PARIS: Bientôt en première ligne sur deux dossiers brûlants, retraites et immigration, le Sénat, à majorité de droite, se prépare en coulisses au renouvellement de la moitié de ses sièges, en septembre. L'élection ne devrait pas renverser les rapports de force, mais pourrait voir émerger Horizons.
Des chiffres et des lieux
170 sièges sur 348 sont renouvelables en 2023, dont celui de Gérard Larcher (LR), que tous au palais du Luxembourg s'accordent à voir réélu président. 5 des huit présidents de groupes sont aussi concernés: Patrick Kanner (PS), Hervé Marseille (centriste), Eliane Assassi (CRCE à majorité communiste), Jean-Claude Requier (RDSE à majorité radicale) et Guillaume Gontard (écologiste).
La série renouvelable comporte les départements du 37 (Indre-et-Loire) au 66 (Pyrénées-Orientales) ainsi que Paris et l'Ile-de-France, six territoires d'outre-mer et six (sur 12) sénateurs représentant les Français de l'étranger.
Le groupe qui compte le plus de sièges renouvelables (11 sur 15) est le CRCE. Les écologistes sont les moins concernés (4 sur 12).
Une droite forte sur ses appuis
Les sénateurs interrogés tablent sur une grande stabilité.
Le principe du renouvellement partiel tous les trois ans - un sénateur est élu pour 6 ans - garantit de fait une forme de continuité. Le suffrage universel indirect lui donne aussi une certaine prévisibilité.
"Le corps électoral (très majoritairement des élus locaux, ndlr) est identique au précédent renouvellement qui ne nous a pas été défavorable, au contraire", souligne le chef de file des Républicains Bruno Retailleau.
"Il y a des grands élus, très rares, qui ont pu basculer vers Horizons, vers la macronie", reconnait-il, tout en prévoyant "une ambiance politique difficile pour le pouvoir" en septembre, à la suite de la réforme des retraites et en raison de "divisions profondes par exemple entre Horizons et Renaissance".
Du nouveau à l'horizon
Côté majorité présidentielle, François Patriat, un des derniers rescapés des macronistes de la première heure, a tiré le premier. Il a déjà annoncé réinvestir 11 des 12 sortants (un ne se représente pas) de son groupe RDPI à majorité Renaissance.
"Nous sommes 24 sortants de la majorité présidentielle", calcule-t-il. "On est quand même bien capable de dire qu'on reconduit nos sortants, qu'on ne va pas aller se faire du gras les uns sur les autres", ajoute-t-il.

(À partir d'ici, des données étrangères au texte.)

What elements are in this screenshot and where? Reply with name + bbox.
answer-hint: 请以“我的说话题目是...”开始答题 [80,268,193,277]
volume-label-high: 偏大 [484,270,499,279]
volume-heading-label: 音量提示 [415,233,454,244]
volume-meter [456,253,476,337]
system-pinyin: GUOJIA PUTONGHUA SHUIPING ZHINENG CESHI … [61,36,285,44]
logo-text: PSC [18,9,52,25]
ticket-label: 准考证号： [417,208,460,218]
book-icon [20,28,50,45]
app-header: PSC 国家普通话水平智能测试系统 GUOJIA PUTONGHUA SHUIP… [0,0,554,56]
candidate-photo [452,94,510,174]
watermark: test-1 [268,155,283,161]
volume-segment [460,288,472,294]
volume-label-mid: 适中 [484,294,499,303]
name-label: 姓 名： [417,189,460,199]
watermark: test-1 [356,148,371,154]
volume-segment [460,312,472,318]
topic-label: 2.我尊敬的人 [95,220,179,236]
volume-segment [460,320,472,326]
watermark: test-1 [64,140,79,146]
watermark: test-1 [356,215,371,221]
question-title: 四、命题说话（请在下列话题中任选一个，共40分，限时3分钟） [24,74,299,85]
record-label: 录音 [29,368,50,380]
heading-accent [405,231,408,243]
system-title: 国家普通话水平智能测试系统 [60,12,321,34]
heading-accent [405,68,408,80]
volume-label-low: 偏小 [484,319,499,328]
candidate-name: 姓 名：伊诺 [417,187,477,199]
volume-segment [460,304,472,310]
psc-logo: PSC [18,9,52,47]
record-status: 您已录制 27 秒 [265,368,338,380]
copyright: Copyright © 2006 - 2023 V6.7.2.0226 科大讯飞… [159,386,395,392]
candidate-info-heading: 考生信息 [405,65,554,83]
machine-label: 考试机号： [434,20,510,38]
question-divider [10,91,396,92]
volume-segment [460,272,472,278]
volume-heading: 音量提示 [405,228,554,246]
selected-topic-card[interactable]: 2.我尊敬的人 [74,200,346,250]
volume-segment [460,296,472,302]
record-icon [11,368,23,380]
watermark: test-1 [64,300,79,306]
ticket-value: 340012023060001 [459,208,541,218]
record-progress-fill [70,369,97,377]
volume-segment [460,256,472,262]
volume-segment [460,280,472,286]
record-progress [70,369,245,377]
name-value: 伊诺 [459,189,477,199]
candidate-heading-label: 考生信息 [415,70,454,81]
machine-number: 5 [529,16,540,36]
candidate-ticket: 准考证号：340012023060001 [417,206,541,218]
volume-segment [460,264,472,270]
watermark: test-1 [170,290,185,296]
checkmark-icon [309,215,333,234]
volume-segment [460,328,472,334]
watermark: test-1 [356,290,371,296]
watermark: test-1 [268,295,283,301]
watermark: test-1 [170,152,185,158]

Mais Horizons, l'allié de Renaissance, a particulièrement mal pris cette décision hâtive. Le parti d’Edouard Philippe entend en effet bien faire sa pelote lors de cette élection.
Il ne part pas de rien, avec déjà la moitié du groupe Les Indépendants (14 membres) de Claude Malhuret qui sont Horizons, et d'autres ailleurs qui ne sont pas encore sortis du bois.
Avec plusieurs maires de grandes villes passés de LR à Horizons, comme Arnaud Robinet à Reims, le parti d'Edouard Philippe peut aussi espérer de nouveaux élus.
A gauche, la question de LFI
En force à l'Assemblée, La France insoumise ne compte aucun élu au Sénat, et l'élection de septembre ne devrait pas changer grand-chose, ou alors à la marge, faute d'ancrage territorial et du peu d'empressement de Patrick Kanner vis-à-vis de la Nupes.
A gauche, les accords devraient donc essentiellement se jouer entre le PS, les communistes et les écologistes.
"Avec de bons accords", Patrick Kanner espère que la gauche puisse "dépasser le seuil de 100 sénateurs".
L'inquiétude se cristallise sur le groupe CRCE et le sort de ses sièges renouvelables en région parisienne, où son ancrage territorial s'est effrité. "Ce serait une aberration que le groupe CRCE disparaisse et il ne disparaitra pas", veut croire Patrick Kanner.
Le jeune groupe écologiste pourrait lui tirer son épingle du jeu, même si la répartition géographique des sièges renouvelables ne lui est pas aussi favorable qu'en 2020.
Des élus RN ?
Le Sénat a compté jusqu'à deux élus Front national. Fortement représenté au palais Bourbon, le Rassemblement national n'a plus aucun élu au palais du Luxembourg depuis le passage de Stéphane Ravier à Reconquête! A-t-il cette fois des chances ? Le parti de Marine Le Pen peut capter des voix, voire gagner deux ou trois sièges, estiment généralement les sénateurs interrogés.